Далее еще одно сочетание шизотимии и мягкой эпилептотимии. (Во всех подобных случаях возникает ощущение, что «суммарная» личностная патология в них «не дотягивает» до степени «большого преморбида», что лица такого рода как бы генетически застрахованы от тяжелого психического недуга и подвержены лишь малым его формам, хотя относятся несомненно к тому же кругу наследственной патологии.)
Набл. 125. Женщина 68 лет. Из евреев Полтавской области. Отец — мелкий служащий, очень набожный, знаток талмуда; к нему ходили советоваться; домашних заставлял ежедневно молиться — в остальном был мягкий, нетребовательный. Мать «очень непрактичная», плохая хозяйка, «не имела подхода к детям», не уживалась с родственниками. Один из братьев — кутила, весельчак, игрок.
В детстве самолюбивая, обидчивая, впечатлительная. В 10 лет испугалась теленка, после чего развилось стойкое косоглазие. Помнит, что все годы, пока косоглазие не исправили оперативным путем (в 35 лет), оно ее угнетало; казалось, что все замечают ее порок, иногда — дают понять, что считают ее неполноценной; избегала общества; в компаниях, особенно незнакомых, остро чувствовала свою физическую неполноценность Была недовольна и своим умственным развитием: хотелось быть умнее, учиться, чтобы стать самостоятельной, ни от кого не зависеть. В 20 лет замужество по сватовству. Мужа полюбила, но «не успела как следует узнать»: он через год скончался от тифа. В это же время умер отец. Очень тяжело переживала двойную утрату, плакала в течение трех лет, казалось, что муж не умер, должен вернуться; затем стала относиться к происшедшему спокойнее. Лет с 23–25 стала более «сознательной», «многое поняла в жизни», решила получить наконец профессию, отселиться от родителей — до того жила на их попечении. Переехала в Москву к сестре, поступила на курсы машинописи, но оставила их, так как «не давалась скорость»; перешла на курсы медсестер: медицина ее всегда к себе привлекала.
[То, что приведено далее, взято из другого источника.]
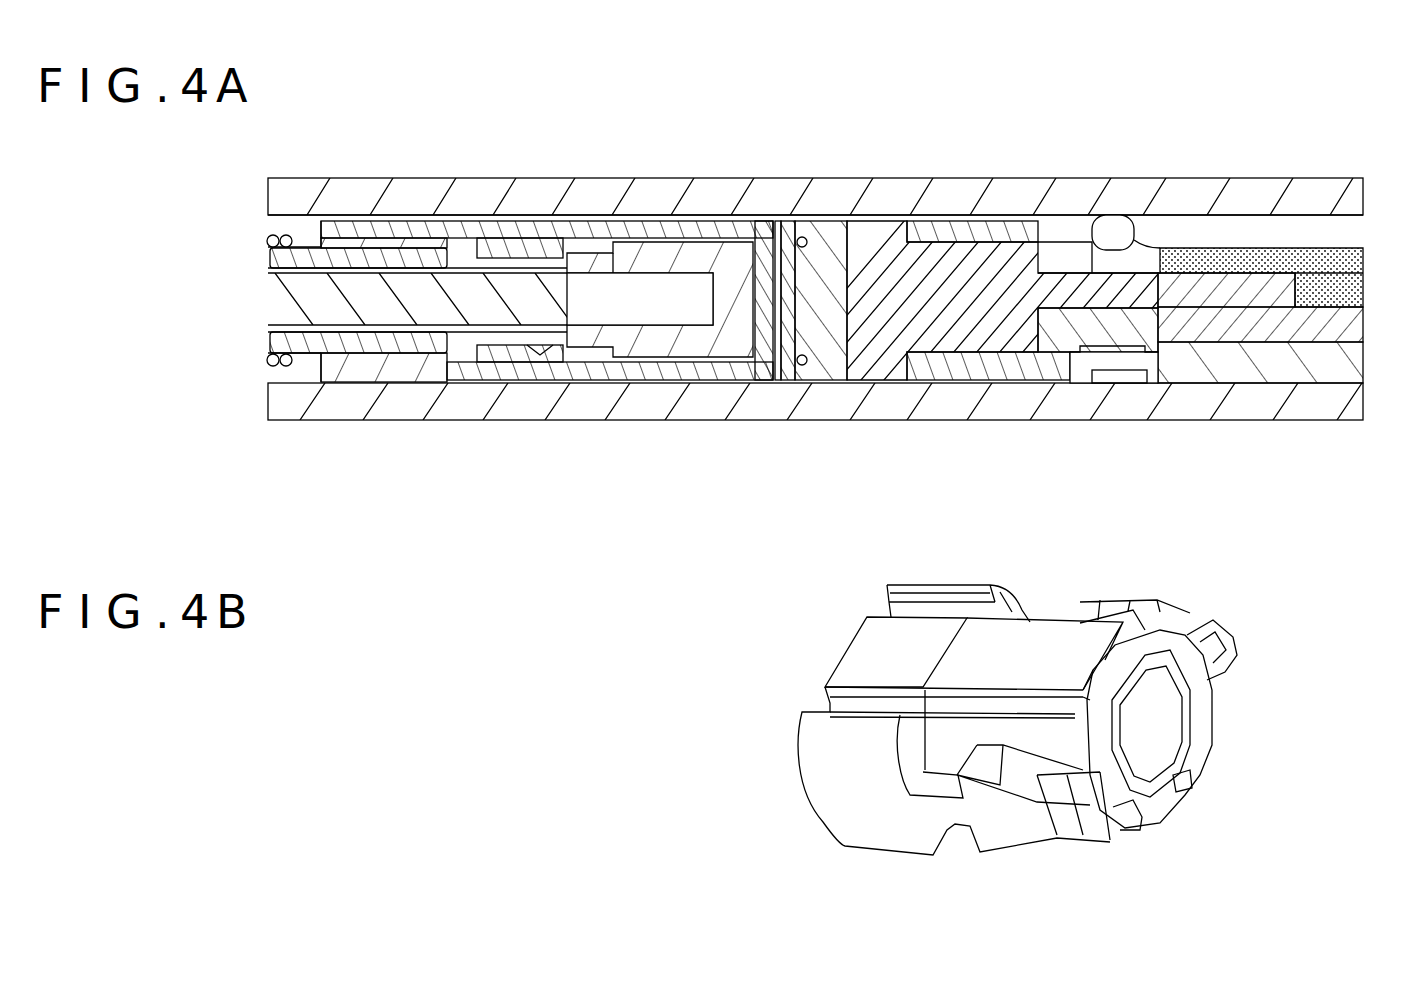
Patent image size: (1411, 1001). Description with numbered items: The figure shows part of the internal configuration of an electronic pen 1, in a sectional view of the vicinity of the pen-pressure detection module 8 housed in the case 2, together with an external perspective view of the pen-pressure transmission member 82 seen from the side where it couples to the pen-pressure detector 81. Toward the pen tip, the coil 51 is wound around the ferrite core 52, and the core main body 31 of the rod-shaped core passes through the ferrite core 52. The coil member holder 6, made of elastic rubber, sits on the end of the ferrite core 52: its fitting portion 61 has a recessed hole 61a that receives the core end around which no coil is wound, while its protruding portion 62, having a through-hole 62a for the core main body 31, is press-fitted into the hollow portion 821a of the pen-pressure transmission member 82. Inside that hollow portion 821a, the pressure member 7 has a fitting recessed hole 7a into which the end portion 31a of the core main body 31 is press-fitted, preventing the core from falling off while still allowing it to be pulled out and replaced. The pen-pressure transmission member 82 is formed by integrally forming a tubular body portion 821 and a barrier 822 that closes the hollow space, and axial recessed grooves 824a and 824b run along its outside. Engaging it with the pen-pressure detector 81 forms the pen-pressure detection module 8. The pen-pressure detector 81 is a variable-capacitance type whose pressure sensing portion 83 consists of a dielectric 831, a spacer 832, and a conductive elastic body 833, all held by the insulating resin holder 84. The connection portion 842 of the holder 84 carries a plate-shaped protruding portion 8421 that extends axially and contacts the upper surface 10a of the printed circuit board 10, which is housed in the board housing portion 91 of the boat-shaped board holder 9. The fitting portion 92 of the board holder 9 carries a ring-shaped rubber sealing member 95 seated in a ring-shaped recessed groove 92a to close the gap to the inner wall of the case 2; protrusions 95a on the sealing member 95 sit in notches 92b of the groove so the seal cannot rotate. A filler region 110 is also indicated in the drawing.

In FIG. 4A, the electronic pen 1 is at (969, 166).
In FIG. 4A, the case 2 is at (1190, 178).
In FIG. 4A, the coil member holder 6 is at (434, 372).
In FIG. 4A, the pressure member 7 is at (655, 263).
In FIG. 4A, the fitting recessed hole 7a is at (607, 277).
In FIG. 4A, the pen-pressure detection module 8 is at (608, 313).
In FIG. 4A, the board holder 9 is at (1334, 400).
In FIG. 4A, the printed circuit board 10 is at (1280, 365).
In FIG. 4A, the upper surface of the printed circuit board 10a is at (1330, 258).
In FIG. 4A, the core main body 31 is at (318, 285).
In FIG. 4A, the end portion of the core main body 31a is at (628, 305).
In FIG. 4A, the coil 51 is at (279, 235).
In FIG. 4A, the ferrite core 52 is at (376, 258).
In FIG. 4A, the fitting portion 61 is at (345, 383).
In FIG. 4A, the recessed hole 61a is at (395, 385).
In FIG. 4A, the protruding portion 62 is at (491, 362).
In FIG. 4A, the through-hole 62a is at (541, 358).
In FIG. 4A, the pen-pressure detector 81 is at (820, 292).
In FIG. 4A, the pen-pressure transmission member 82 is at (547, 304).
In FIG. 4B, the pen-pressure transmission member 82 is at (1031, 662).
In FIG. 4A, the pressure sensing portion 83 is at (820, 226).
In FIG. 4A, the holder 84 is at (897, 178).
In FIG. 4A, the board housing portion 91 is at (1218, 325).
In FIG. 4A, the fitting portion 92 is at (995, 178).
In FIG. 4A, the ring-shaped recessed groove 92a is at (1083, 257).
In FIG. 4A, the notches 92b is at (1087, 385).
In FIG. 4A, the sealing member 95 is at (1113, 215).
In FIG. 4A, the protrusions 95a is at (1080, 383).
In FIG. 4A, the filler 110 is at (1291, 260).
In FIG. 4A, the tubular body portion 821 is at (688, 382).
In FIG. 4B, the tubular body portion 821 is at (1048, 645).
In FIG. 4A, the hollow portion 821a is at (575, 238).
In FIG. 4A, the barrier 822 is at (762, 382).
In FIG. 4B, the barrier 822 is at (1156, 628).
In FIG. 4B, the recessed groove 824a is at (930, 615).
In FIG. 4B, the recessed groove 824b is at (823, 705).
In FIG. 4A, the dielectric 831 is at (842, 248).
In FIG. 4A, the spacer 832 is at (788, 221).
In FIG. 4A, the conductive elastic body 833 is at (778, 221).
In FIG. 4A, the connection portion 842 is at (1068, 230).
In FIG. 4A, the plate-shaped protruding portion 8421 is at (1233, 285).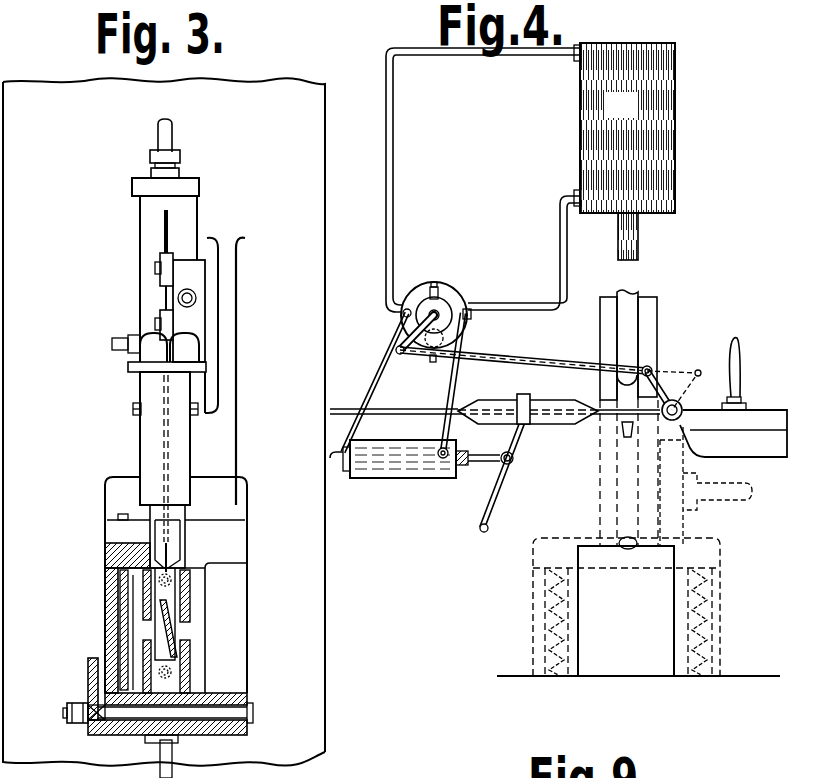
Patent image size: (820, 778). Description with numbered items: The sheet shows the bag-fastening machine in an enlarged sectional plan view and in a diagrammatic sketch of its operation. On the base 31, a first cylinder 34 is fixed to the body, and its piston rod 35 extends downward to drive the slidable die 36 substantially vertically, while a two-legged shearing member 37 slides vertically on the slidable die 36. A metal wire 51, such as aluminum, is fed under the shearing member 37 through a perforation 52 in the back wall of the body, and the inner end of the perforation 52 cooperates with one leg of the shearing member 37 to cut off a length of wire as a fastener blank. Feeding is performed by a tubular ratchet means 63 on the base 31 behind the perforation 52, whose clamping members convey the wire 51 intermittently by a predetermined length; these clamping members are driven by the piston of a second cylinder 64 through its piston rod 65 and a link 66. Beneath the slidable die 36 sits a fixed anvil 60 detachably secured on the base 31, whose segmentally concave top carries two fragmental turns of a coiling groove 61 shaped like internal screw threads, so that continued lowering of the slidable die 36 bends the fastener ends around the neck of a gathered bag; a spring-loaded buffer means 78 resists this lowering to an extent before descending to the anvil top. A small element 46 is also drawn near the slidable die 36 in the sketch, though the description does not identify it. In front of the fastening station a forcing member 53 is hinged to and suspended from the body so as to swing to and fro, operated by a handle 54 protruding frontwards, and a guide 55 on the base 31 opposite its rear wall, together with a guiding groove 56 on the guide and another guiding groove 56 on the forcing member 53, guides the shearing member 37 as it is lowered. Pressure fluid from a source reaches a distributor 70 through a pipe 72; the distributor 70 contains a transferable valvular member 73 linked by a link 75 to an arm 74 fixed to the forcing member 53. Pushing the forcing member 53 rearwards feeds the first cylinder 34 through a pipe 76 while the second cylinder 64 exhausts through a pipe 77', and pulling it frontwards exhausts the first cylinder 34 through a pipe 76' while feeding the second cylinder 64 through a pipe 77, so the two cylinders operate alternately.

Проработала 27 лет в одной поликлинике. Была, по-видимому, хорошим работником, «очень любила свое дело», «не могла работать плохо»; на фронте, куда попала с началом войны, по три дня не выходила из перевязочной. Всегда, однако, «помнила свой интерес», настаивала, при возможности, на уменьшении нагрузок, следила за тем, чтобы ее не перегружали в сравнении с прочими, но чтобы у нее было вместе с тем совместительство в разрешенных пределах: хотелось приодеться В 30 лет второе замужество — после непродолжительного знакомства. Второго мужа не любила: он был «развращенный», с тяжелым характером. Оставалась холодна в интимных отношениях, продолжала жить с ним лишь потому, что не имела своего жилья: потеряла его, когда сестра выехала из Москвы. Через 10 лет получила комнату в коммунальной квартире и на следующий же день мужа оставила. На новом месте «тоже не все было гладко»: среди соседей были пьяницы — «не могла видеть их», нервничала, плакала, было обидно, что так неудачно сложилась жизнь, находила утешение в работе, в том, что ее ценит администрация и любят больные. Долгое время мечтала о высшем образовании, «как и в молодости, стремилась к чему-то большому, высокому». Оставалась не очень общительна, сдержанна в общении с людьми: «люблю только хороших людей и искренние отношения»; близких ей по духу лиц всегда было мало.